Но вариант был. Окно соседнего балкона, отстоявшего не более чем на полметра, смутно подсвечивалось изнутри. В квартире явно горел какой-то электроприбор. Что-нибудь вроде настольной лампы. В ноздри Жирафа снова ударил запах добычи, в погоне за которой он чуть было не попал в капкан любовных соблазнов.
– А у Кости-то свет горит, – как бы между прочим произнес Вадик, затянувшись «Парламентом».
Девочка слегка перегнулась через балконную решетку, и ее рельефы проступили с такой неопровержимостью, что Вадик молча взвыл.
– Да, горит чего-то… Может, погасить забыл?
– А вот мы сейчас проверим, – решительно произнес Вадик, выкинул сигарету и перекинул ногу через балконное ограждение.

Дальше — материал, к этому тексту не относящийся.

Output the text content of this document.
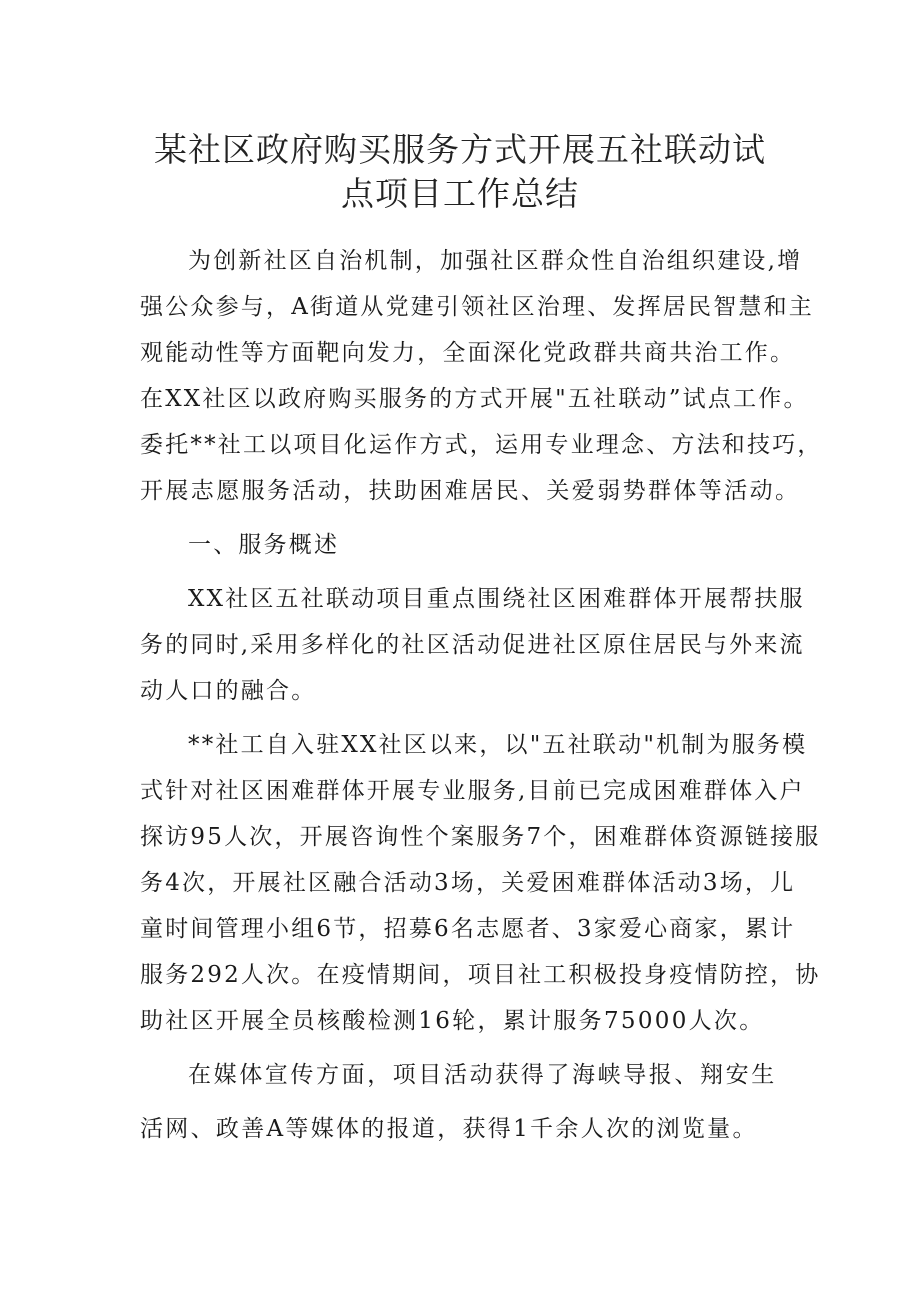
某社区政府购买服务方式开展五社联动试
点项目工作总结
为创新社区自治机制，加强社区群众性自治组织建设,增
强公众参与，A街道从党建引领社区治理、发挥居民智慧和主
观能动性等方面靶向发力，全面深化党政群共商共治工作。
在XX社区以政府购买服务的方式开展"五社联动”试点工作。
委托**社工以项目化运作方式，运用专业理念、方法和技巧，
开展志愿服务活动，扶助困难居民、关爱弱势群体等活动。
一、服务概述
XX社区五社联动项目重点围绕社区困难群体开展帮扶服
务的同时,采用多样化的社区活动促进社区原住居民与外来流
动人口的融合。
**社工自入驻XX社区以来，以"五社联动"机制为服务模
式针对社区困难群体开展专业服务,目前已完成困难群体入户
探访95人次，开展咨询性个案服务7个，困难群体资源链接服
务4次，开展社区融合活动3场，关爱困难群体活动3场，儿
童时间管理小组6节，招募6名志愿者、3家爱心商家，累计
服务292人次。在疫情期间，项目社工积极投身疫情防控，协
助社区开展全员核酸检测16轮，累计服务75000人次。
在媒体宣传方面，项目活动获得了海峡导报、翔安生
活网、政善A等媒体的报道，获得1千余人次的浏览量。
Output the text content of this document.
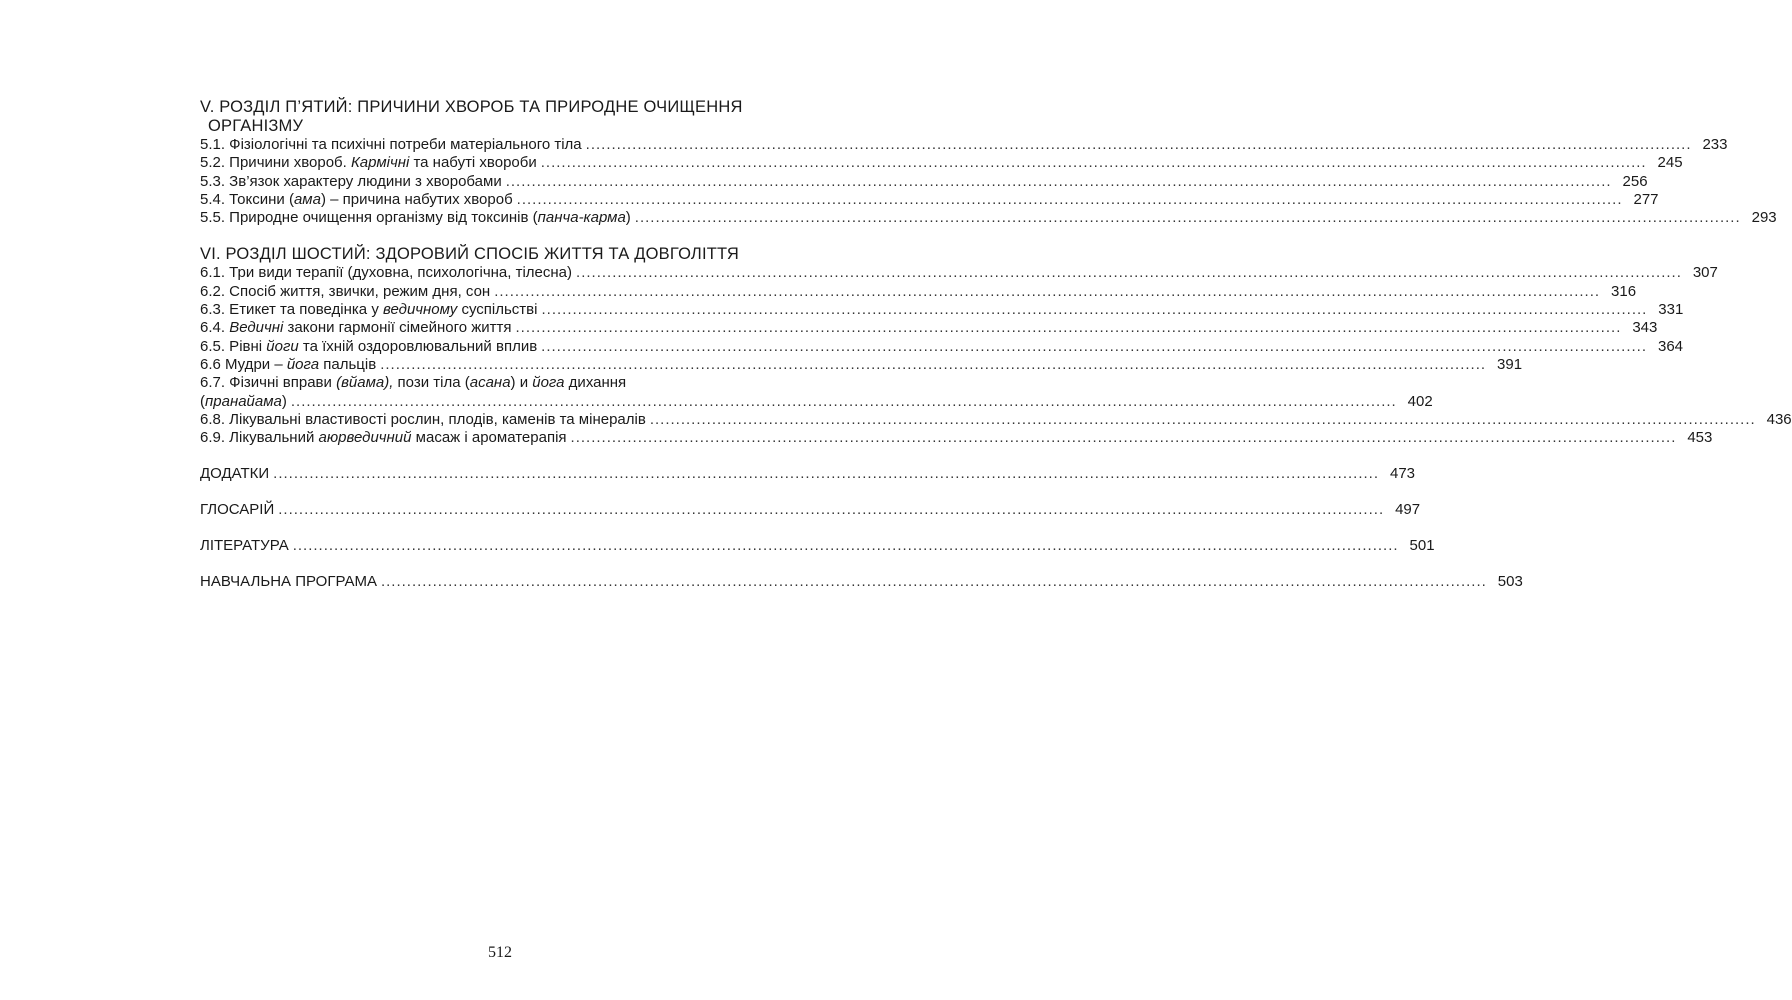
V. РОЗДІЛ П’ЯТИЙ: ПРИЧИНИ ХВОРОБ ТА ПРИРОДНЕ ОЧИЩЕННЯ
ОРГАНІЗМУ
5.1. Фізіологічні та психічні потреби матеріального тіла .....	233
5.2. Причини хвороб. Кармічні та набуті хвороби .....	245
5.3. Зв’язок характеру людини з хворобами .....	256
5.4. Токсини (ама) – причина набутих хвороб .....	277
5.5. Природне очищення організму від токсинів (панча-карма) .....	293
VI. РОЗДІЛ ШОСТИЙ: ЗДОРОВИЙ СПОСІБ ЖИТТЯ ТА ДОВГОЛІТТЯ
6.1. Три види терапії (духовна, психологічна, тілесна) .....	307
6.2. Спосіб життя, звички, режим дня, сон .....	316
6.3. Етикет та поведінка у ведичному суспільстві .....	331
6.4. Ведичні закони гармонії сімейного життя .....	343
6.5. Рівні йоги та їхній оздоровлювальний вплив .....	364
6.6 Мудри – йога пальців .....	391
6.7. Фізичні вправи (вйама), пози тіла (асана) и йога дихання
(пранайама) .....	402
6.8. Лікувальні властивості рослин, плодів, каменів та мінералів .....	436
6.9. Лікувальний аюрведичний масаж і ароматерапія .....	453
ДОДАТКИ .....	473
ГЛОСАРІЙ .....	497
ЛІТЕРАТУРА .....	501
НАВЧАЛЬНА ПРОГРАМА .....	503
512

– Ты че, офонарел, – в ужасе прошептала Верочка, рефлекторно ухватив его за рукав кожаной куртки. Но Вадик уже избавился от сексуального дурмана. Он был на работе. Длины его рук и ног вполне хватило, чтобы перемахнуть в воздухе это небольшое расстояние и ухватиться за край соседнего балкона. Баскетбольный навык позволял и не такое. Секунда – и он уже у стеклянной двери. Не поддается, закрыта изнутри. Сквозь щель меж задернутых штор виден дверной проем комнаты и зеркало в прихожей, как раз и отражавшее слабый свет. Ага, стало быть, электроприбор горит на кухне. Вперед!
Лезвием ножа Вадик легко справился с язычком запорной ручки. Вошел, огляделся. Комната пуста. На письменном столе компьютер, видна зеленая подсветка кнопки дисплея – не выключен. Странный запах. Почему странный? Просто мерзкий, блевотный.

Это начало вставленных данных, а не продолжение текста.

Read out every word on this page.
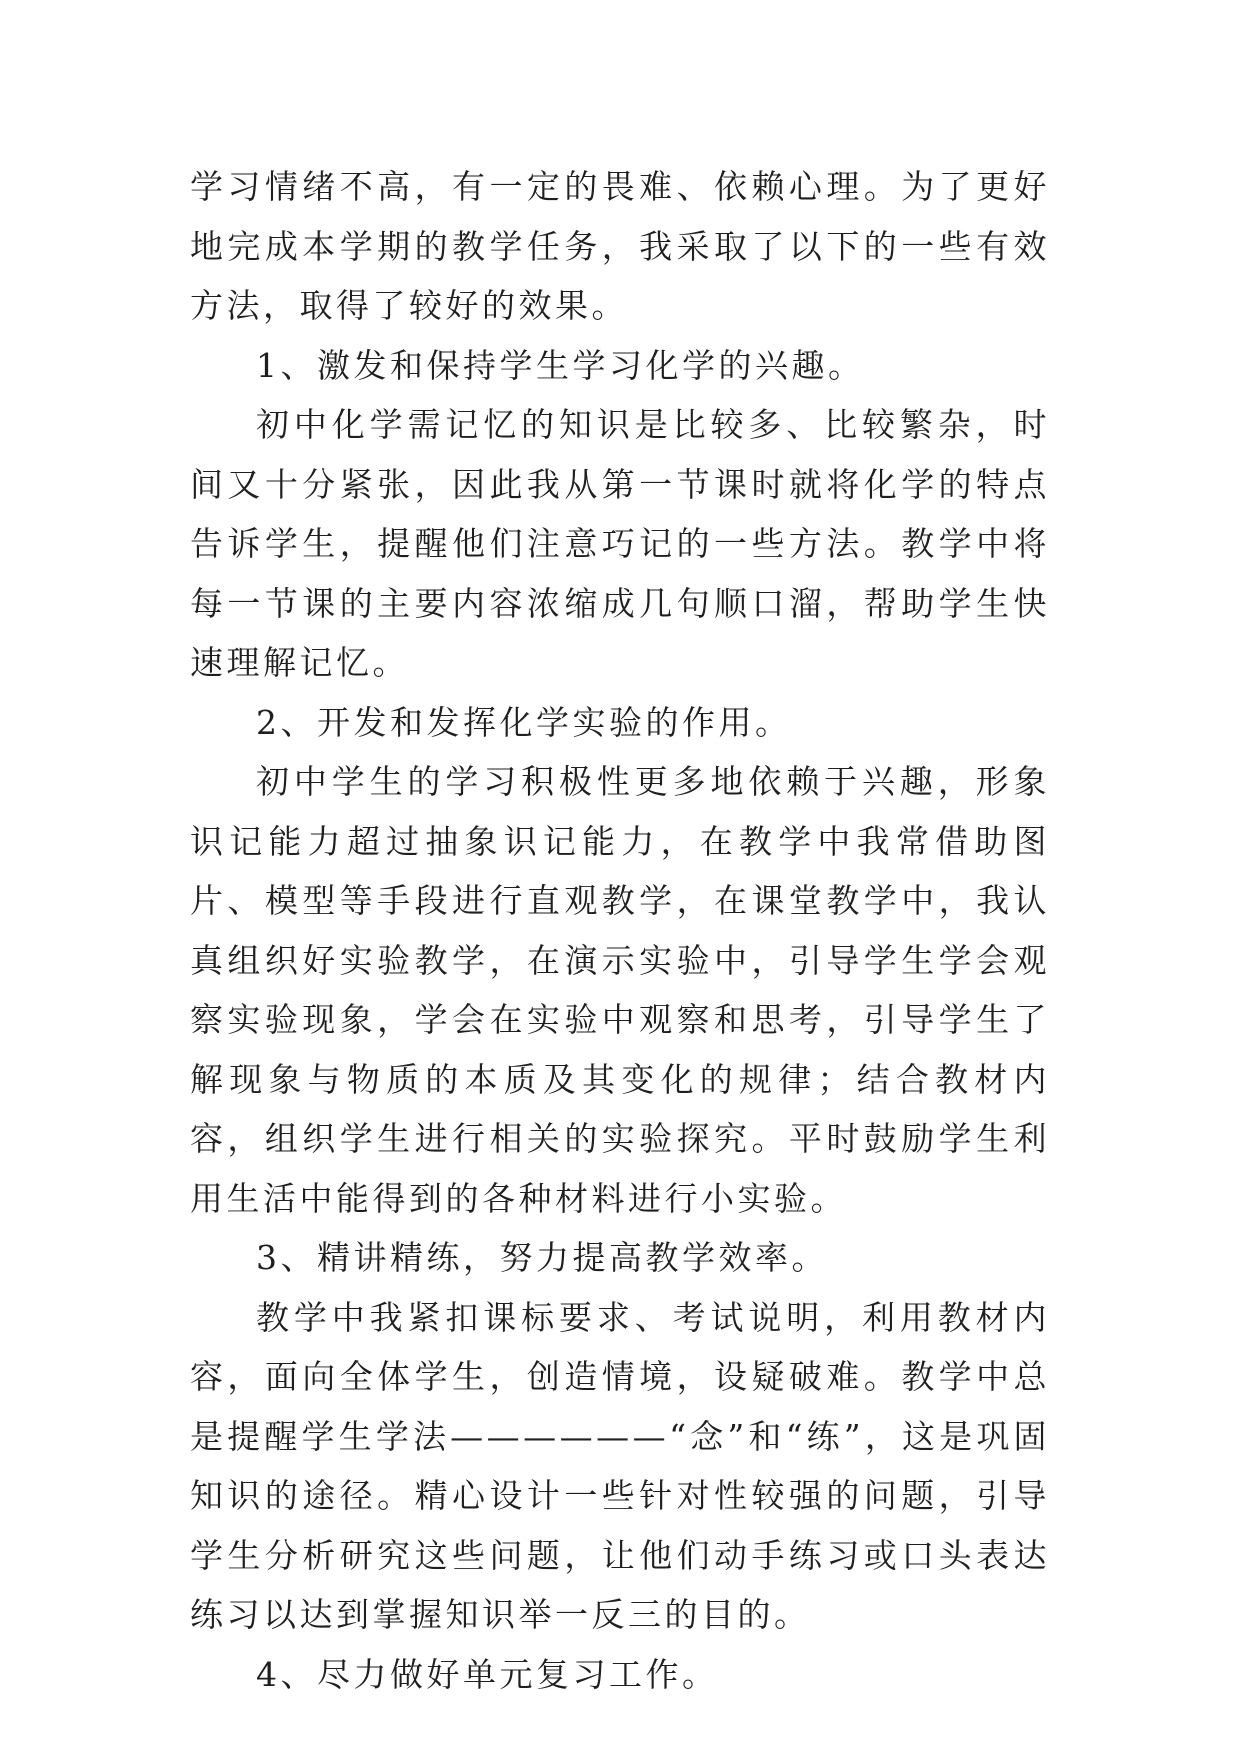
学习情绪不高，有一定的畏难、依赖心理。为了更好地完成本学期的教学任务，我采取了以下的一些有效方法，取得了较好的效果。

1、激发和保持学生学习化学的兴趣。

初中化学需记忆的知识是比较多、比较繁杂，时间又十分紧张，因此我从第一节课时就将化学的特点告诉学生，提醒他们注意巧记的一些方法。教学中将每一节课的主要内容浓缩成几句顺口溜，帮助学生快速理解记忆。

2、开发和发挥化学实验的作用。

初中学生的学习积极性更多地依赖于兴趣，形象识记能力超过抽象识记能力，在教学中我常借助图片、模型等手段进行直观教学，在课堂教学中，我认真组织好实验教学，在演示实验中，引导学生学会观察实验现象，学会在实验中观察和思考，引导学生了解现象与物质的本质及其变化的规律；结合教材内容，组织学生进行相关的实验探究。平时鼓励学生利用生活中能得到的各种材料进行小实验。

3、精讲精练，努力提高教学效率。

教学中我紧扣课标要求、考试说明，利用教材内容，面向全体学生，创造情境，设疑破难。教学中总是提醒学生学法——————“念”和“练”，这是巩固知识的途径。精心设计一些针对性较强的问题，引导学生分析研究这些问题，让他们动手练习或口头表达练习以达到掌握知识举一反三的目的。

4、尽力做好单元复习工作。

Стараясь ни к чему не прикоснуться, Вадик в четыре мягких шага на цыпочках пересек комнату, повернул налево на кухню и остолбенел.
Смутная, вчерне оформившаяся гипотеза, что погнала Жирафа на поиски Ладушкина, предполагала труп. Но не такой!
Лампа торшера сквозь плотный абажур кое-как освещала кухоньку. В ноздри бил запах рвотной массы. За столом в точно той же позе, как его покойный начальник, сидел, точнее – полулежал на стуле, молодой человек, голова запрокинута назад, глаза закатились, руки свисали плетьми вдоль корпуса. У ног на полу растеклась зловонная лужа, чего не было в первом случае. Но натюрморт на столе вопиюще копировал тот, что Вадик наблюдал вчера. Только сам стол оказался поменьше и клеенка не светлая, а в красную клеточку. Пять пустых бутылок крестом, граненый стакан, пол-огурца на тарелочке, толстый двухтомник – все… Внимание, смотрим на ноги. Точно! Они! Такие же тапочки-валенки, коричневые, неровно обрезанные у щиколоток.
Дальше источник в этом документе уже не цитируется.